Some have returned because it's cheap to live in the Valley. An apartment or house can be easily half the cost compared with the San Francisco Bay Area.

Others save more by moving back with family, prompting some financial planners to introduce programs to keep parents on track with their retirement goals. (An insurance company posted this recent article: "Adult Children Moving Back Home: Don't Let Boomerang Kids Derail Your Goals"). So some may be returning as a modern type of economic refugee. But do they want to be here?

However, while many are returning, they are not necessarily moving back home to live with family. I incorrectly had an image of a "loser guy" still living with his parents -- an adult son who becomes a slob, sitting at home, playing video games all day, unmotivated to look for a job. Recent statistics prove otherwise.

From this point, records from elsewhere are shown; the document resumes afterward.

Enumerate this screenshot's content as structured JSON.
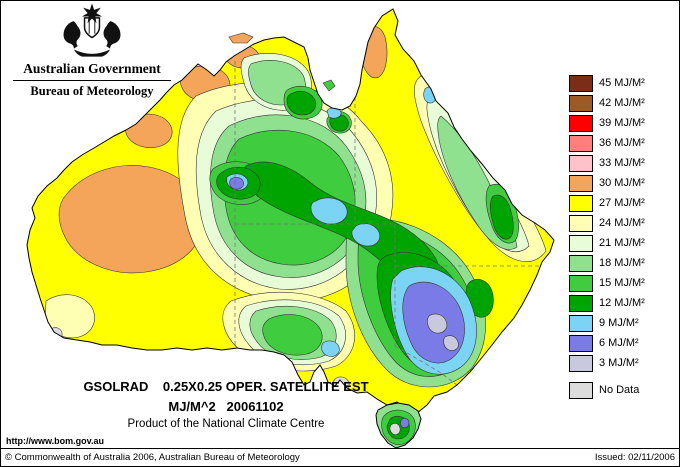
{
  "header": {
    "government": "Australian Government",
    "bureau": "Bureau of Meteorology"
  },
  "map_caption": {
    "line1": "GSOLRAD    0.25X0.25 OPER. SATELLITE EST",
    "line2": "MJ/M^2   20061102",
    "line3": "Product of the National Climate Centre"
  },
  "legend": {
    "items": [
      {
        "key": "45",
        "label": "45 MJ/M²",
        "color": "#7B2E17"
      },
      {
        "key": "42",
        "label": "42 MJ/M²",
        "color": "#9C5B24"
      },
      {
        "key": "39",
        "label": "39 MJ/M²",
        "color": "#FF0000"
      },
      {
        "key": "36",
        "label": "36 MJ/M²",
        "color": "#FF7F7F"
      },
      {
        "key": "33",
        "label": "33 MJ/M²",
        "color": "#FFC2CB"
      },
      {
        "key": "30",
        "label": "30 MJ/M²",
        "color": "#F5A55A"
      },
      {
        "key": "27",
        "label": "27 MJ/M²",
        "color": "#FFFF00"
      },
      {
        "key": "24",
        "label": "24 MJ/M²",
        "color": "#FFFFB4"
      },
      {
        "key": "21",
        "label": "21 MJ/M²",
        "color": "#E9FCD8"
      },
      {
        "key": "18",
        "label": "18 MJ/M²",
        "color": "#8FE08F"
      },
      {
        "key": "15",
        "label": "15 MJ/M²",
        "color": "#3FCC3F"
      },
      {
        "key": "12",
        "label": "12 MJ/M²",
        "color": "#00A400"
      },
      {
        "key": "9",
        "label": "9 MJ/M²",
        "color": "#7CD4F5"
      },
      {
        "key": "6",
        "label": "6 MJ/M²",
        "color": "#7B7BE8"
      },
      {
        "key": "3",
        "label": "3 MJ/M²",
        "color": "#C9C9DE"
      },
      {
        "key": "nodata",
        "label": "No Data",
        "color": "#DCDCDC"
      }
    ]
  },
  "footer": {
    "url": "http://www.bom.gov.au",
    "copyright": "© Commonwealth of Australia 2006, Australian Bureau of Meteorology",
    "issued": "Issued: 02/11/2006"
  }
}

Young males living with their parents peaked in the late 1990s and have been constant since 2002. (It's difficult to convince a parent trying to cope with a boomerang kid that this is temporary and not widespread).

As members of a new generation return to the Valley, I hope they want to make this region a better place. They are coming back not as failures, but rather because they've chosen to. It may not be solely about personal economics, but about something else.

In addition, literally another generation is also trickling back. These boomerangs include those who return to take care of parents or siblings. They're older, retired or semi-retired and bring with them the asset of time. What difference will they make?

Do boomerangs become change agents? Are they pioneers or early innovators, bringing fresh ideas and perspectives along with the energy and will to create something different? Will they become impatient with many in the Valley who do not support change? And how do they respond to such roadblocks? Will they welcome resistance?

Boomerangs are privileged. They had the resources to leave. Often educated and armed with job skills and experience, they bring valuable human capital to our Valley. They may see their return as part of a personal journey back to family. I hope they recognize the social meaning and context of their homecoming. With boomerangs, the Valley gains invaluable social capital: the new and creative webs of relationships that can empower a community.

They may bring the best of both worlds -- native competency, knowing how things have been done here in the past, coupled with new outside networks of relationships. In my own world of farming, some of the most innovative thinking came from the outside, such as rethinking the meaning of good food and how organics fits into the environment and the marketplace.

Social capital translates into increased productivity not only in terms of economics but also cultural and community life. Do new thinkers help us redefine downtown Fresno or how art fits into small towns? As the Latino population increases in California, can a new generation of boomerangs also become the new influencers and decision makers in our public-policy arena?